She walked up, and into her office to what appeared to be a recreation break. Her team was spread out, lounging, she thought sourly, while each sucked on the beverage of his choice.
Jamie was feeding Galahad little bits from what seemed to be a sandwich the size of Utah. Perched on the arm of McNab’s chair, Peabody filled them in on the details of the media conference.
“Well, this all looks so nice and cozy,” she said. “I bet those terrorists are shaking in their boots.”
“You gotta rest the brain cells and orbs every few hours,” Feeney told h
er.
She stepped over the feet Roarke had stretched out. He could consider himself lucky, she decided, she didn’t give them a good kick. She walked directly to her desk. Sat. “Maybe while you’re resting those cells and orbs, someone could take just a moment out of playtime and update me.”
“Missed lunch again, didn’t you?” Roarke said mildly.
“Yes, I did. It had something to do with the woman who’d hanged herself with her own bedsheets, the pesky little details of serial homicides, an annoying little meeting with city officials—some of whom seem to be more interested in media image than those inconvenient dead people—and the hour or so I was ordered to spend feeding those media hounds.”
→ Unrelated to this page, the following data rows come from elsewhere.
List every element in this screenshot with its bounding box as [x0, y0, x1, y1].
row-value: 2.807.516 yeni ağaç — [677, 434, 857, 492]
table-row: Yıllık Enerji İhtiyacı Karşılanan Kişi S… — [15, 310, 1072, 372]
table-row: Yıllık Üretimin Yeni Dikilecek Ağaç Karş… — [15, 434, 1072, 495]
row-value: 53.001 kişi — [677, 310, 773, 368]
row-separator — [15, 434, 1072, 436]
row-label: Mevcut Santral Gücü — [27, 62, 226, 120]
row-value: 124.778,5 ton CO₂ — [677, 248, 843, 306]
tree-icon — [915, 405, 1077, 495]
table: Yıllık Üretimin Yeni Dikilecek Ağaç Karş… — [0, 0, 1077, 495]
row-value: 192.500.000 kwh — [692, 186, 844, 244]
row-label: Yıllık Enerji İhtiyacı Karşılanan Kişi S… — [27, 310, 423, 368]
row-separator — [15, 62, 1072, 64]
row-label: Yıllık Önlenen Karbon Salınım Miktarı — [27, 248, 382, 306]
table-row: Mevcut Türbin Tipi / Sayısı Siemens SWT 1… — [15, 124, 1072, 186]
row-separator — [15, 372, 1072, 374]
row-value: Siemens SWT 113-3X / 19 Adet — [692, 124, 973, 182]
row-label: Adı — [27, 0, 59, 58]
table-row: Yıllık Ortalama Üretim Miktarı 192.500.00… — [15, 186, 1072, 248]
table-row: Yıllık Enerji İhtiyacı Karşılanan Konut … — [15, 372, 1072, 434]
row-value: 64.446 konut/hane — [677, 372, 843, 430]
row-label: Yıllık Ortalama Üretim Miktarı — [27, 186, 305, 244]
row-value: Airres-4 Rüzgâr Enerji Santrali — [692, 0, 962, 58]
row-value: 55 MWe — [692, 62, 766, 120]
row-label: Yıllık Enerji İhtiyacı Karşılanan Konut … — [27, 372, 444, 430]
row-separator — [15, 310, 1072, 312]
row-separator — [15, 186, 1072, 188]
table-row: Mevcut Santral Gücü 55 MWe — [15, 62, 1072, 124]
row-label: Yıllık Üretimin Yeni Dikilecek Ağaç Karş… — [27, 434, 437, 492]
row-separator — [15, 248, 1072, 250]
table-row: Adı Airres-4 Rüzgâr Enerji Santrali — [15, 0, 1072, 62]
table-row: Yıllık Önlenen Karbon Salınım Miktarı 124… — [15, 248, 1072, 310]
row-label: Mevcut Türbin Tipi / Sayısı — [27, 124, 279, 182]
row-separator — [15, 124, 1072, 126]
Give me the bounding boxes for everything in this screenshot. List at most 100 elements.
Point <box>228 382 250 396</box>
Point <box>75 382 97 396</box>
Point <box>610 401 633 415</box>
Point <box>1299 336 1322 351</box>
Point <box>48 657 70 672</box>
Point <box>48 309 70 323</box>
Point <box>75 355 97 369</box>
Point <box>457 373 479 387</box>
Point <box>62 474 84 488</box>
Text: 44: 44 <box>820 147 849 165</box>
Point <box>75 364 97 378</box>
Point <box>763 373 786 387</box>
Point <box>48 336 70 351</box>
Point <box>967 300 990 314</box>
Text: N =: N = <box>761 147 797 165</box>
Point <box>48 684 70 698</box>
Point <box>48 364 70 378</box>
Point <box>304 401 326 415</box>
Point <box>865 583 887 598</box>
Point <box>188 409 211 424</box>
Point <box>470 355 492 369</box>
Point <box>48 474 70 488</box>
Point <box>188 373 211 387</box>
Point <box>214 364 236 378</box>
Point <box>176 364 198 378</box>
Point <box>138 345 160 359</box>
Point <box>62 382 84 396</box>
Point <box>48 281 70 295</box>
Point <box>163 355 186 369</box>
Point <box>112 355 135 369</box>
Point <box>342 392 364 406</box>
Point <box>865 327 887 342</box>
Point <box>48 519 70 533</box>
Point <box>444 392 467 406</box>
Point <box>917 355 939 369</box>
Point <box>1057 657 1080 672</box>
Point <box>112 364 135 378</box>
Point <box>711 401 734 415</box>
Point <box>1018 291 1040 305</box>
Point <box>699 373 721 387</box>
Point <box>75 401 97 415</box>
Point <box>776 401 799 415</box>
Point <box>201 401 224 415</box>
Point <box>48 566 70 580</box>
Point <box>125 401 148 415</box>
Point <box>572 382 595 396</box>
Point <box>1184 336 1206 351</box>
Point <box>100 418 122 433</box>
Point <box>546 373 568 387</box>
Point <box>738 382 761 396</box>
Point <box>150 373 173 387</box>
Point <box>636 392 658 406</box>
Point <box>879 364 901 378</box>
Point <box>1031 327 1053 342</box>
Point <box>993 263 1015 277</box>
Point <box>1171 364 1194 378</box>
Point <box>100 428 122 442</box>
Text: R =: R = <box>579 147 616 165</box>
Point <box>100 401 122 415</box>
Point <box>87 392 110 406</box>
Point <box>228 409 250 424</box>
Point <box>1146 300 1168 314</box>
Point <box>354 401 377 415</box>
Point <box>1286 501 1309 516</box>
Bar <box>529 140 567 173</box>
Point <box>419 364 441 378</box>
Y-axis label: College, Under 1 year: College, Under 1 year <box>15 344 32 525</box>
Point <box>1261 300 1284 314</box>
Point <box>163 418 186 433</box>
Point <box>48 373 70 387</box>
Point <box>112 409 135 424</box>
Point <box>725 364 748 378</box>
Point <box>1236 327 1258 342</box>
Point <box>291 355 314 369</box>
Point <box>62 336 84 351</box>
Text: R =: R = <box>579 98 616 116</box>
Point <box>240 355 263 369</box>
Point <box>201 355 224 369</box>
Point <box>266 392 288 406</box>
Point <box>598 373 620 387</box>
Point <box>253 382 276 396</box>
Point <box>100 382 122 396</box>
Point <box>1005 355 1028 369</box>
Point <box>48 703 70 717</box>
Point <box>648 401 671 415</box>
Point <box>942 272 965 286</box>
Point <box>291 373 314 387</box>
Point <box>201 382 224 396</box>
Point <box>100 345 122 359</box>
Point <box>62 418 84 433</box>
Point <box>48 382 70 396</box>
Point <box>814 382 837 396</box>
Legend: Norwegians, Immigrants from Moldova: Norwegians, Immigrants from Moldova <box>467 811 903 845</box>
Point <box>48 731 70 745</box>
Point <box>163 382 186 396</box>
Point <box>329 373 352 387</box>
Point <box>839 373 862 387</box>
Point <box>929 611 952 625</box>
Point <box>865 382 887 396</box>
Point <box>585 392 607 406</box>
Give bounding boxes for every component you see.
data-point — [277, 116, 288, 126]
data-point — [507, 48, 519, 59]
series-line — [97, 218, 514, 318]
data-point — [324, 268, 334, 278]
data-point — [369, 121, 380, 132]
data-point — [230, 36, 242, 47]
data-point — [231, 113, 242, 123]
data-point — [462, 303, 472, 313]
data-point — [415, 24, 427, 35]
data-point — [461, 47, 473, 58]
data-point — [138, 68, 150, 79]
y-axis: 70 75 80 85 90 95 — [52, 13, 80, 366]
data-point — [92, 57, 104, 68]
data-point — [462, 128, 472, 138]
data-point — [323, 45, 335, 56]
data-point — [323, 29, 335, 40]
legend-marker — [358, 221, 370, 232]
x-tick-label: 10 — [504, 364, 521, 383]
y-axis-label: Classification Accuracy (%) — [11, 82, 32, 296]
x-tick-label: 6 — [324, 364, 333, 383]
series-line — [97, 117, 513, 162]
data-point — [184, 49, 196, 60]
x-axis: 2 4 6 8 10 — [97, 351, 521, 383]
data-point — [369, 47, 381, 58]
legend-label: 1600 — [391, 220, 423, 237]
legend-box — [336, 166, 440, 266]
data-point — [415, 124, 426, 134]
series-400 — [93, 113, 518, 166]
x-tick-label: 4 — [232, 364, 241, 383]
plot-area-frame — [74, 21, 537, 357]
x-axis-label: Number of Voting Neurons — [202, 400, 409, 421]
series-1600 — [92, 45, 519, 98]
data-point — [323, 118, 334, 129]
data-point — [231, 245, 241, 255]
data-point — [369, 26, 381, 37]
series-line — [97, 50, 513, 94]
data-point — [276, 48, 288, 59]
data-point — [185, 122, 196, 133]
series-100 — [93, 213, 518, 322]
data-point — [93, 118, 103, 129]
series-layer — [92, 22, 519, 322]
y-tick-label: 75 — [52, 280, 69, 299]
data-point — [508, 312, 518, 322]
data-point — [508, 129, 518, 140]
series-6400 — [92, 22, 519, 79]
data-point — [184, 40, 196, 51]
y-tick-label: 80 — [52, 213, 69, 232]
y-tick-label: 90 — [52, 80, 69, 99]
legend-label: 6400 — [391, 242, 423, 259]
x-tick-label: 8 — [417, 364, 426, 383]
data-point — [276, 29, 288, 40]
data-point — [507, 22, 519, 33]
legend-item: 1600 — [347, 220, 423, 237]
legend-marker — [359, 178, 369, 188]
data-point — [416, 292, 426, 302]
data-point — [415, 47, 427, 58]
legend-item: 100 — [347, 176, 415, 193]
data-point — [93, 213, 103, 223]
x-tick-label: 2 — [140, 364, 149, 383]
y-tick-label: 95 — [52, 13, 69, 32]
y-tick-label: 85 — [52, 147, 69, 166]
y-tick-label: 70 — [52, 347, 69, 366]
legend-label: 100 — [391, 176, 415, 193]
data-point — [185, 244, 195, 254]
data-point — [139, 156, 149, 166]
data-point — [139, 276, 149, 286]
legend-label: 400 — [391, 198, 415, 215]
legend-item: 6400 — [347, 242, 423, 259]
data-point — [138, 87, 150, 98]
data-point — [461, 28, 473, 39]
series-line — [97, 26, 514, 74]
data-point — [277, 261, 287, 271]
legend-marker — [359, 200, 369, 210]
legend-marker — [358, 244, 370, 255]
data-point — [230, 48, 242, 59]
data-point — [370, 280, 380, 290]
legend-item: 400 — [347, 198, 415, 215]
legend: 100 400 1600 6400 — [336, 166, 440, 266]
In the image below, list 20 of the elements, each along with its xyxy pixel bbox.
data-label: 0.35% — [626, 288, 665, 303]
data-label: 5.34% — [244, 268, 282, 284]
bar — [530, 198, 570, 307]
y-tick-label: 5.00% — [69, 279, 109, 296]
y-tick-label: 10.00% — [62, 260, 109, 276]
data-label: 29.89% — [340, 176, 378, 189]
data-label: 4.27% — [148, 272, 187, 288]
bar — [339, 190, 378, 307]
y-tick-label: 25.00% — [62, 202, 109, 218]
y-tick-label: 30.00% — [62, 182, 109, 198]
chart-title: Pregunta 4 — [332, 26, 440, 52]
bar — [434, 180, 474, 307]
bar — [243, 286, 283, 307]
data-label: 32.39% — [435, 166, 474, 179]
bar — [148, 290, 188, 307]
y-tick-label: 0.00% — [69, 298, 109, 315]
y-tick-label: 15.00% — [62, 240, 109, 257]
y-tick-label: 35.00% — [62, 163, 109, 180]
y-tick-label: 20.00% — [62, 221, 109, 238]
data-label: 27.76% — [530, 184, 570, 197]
She bared her teeth in a smile that had Jamie sliding down in his chair. “And how was your day?”
Roarke rose, took half the sandwich Jamie and the cat had yet to devour and set it in front of her. “Eat.”
Eve shoved it aside. “Report.”
“Now, let’s not have any bloodshed.” Feeney shook his head. The two of them made him think of a couple of bulls about to ram heads. “We’ve got some progress for you, which is why we’re on break. We built a shield that partially filtered the virus. We think we’ve nearly isolated the infection on the Cogburn unit. We were able to extrapolate a portion of it. Computer’s running an analysis now. Once we’ve got that, we may be able to simulate the rest of the program without going back into an infected unit.”
“How long?”
“I can’t give you that. It’s a program the likes of which I’ve never seen. Encoded, fail-safed. We’re working with the bits and pieces we got out before the sucker self-terminated.”
“You lost the unit?”
“That baby is fried,” Jamie put in. “Didn’t just blast the program, it killed the whole machine. Toasted it. But we got some good data. We’d have had enough to be sure of a sim if Roarke had had another minute—even forty-five seconds, but—”
He trailed off because Eve was getting to her feet. Really slow. Something in the movement made him think of a snake coiling up right before it lashed out with fangs.
“You operated the Cogburn unit?”
“I did, yes.”
“You operated an infected unit, using an experimental filter, one that subsequently failed? And you took this step without direct authorization from the primary.”
“Dallas.” Feeney rose. It was a testament to his courage under fire that he didn’t back off when she murdered him with one vicious glare. “The electronic end of this investigation falls on me. The lab work falls under my hand.”
“And your hand falls under mine. I should have been notified of this step. You know that.”
“It was my call.”
“Was it?” She looked back at Roarke as she spoke. “Get out.”
No one mistook she meant for Roarke to leave. The general exodus was more of a scramble. And at the doorway, Feeney batted the flat of his hand at the back of Jamie’s head.
“What?” Sulkily, Jamie rubbed the spot. “What?”
“I’ll tell you what,” Feeney muttered and closed the door at his back.
Eve kept the desk between them. She wasn’t entirely sure what she might do without the symbolic barrier holding the line. “You may run half the known universe, but you don’t run my investigation, my operations, or my team.”
“Nor do I have any desire to, Lieutenant.” His voice was just as cold, just as hard as hers.
“What the hell do you think you were doing? Exposing yourself to an unidentified infection so you could prove you’ve got the biggest dick?”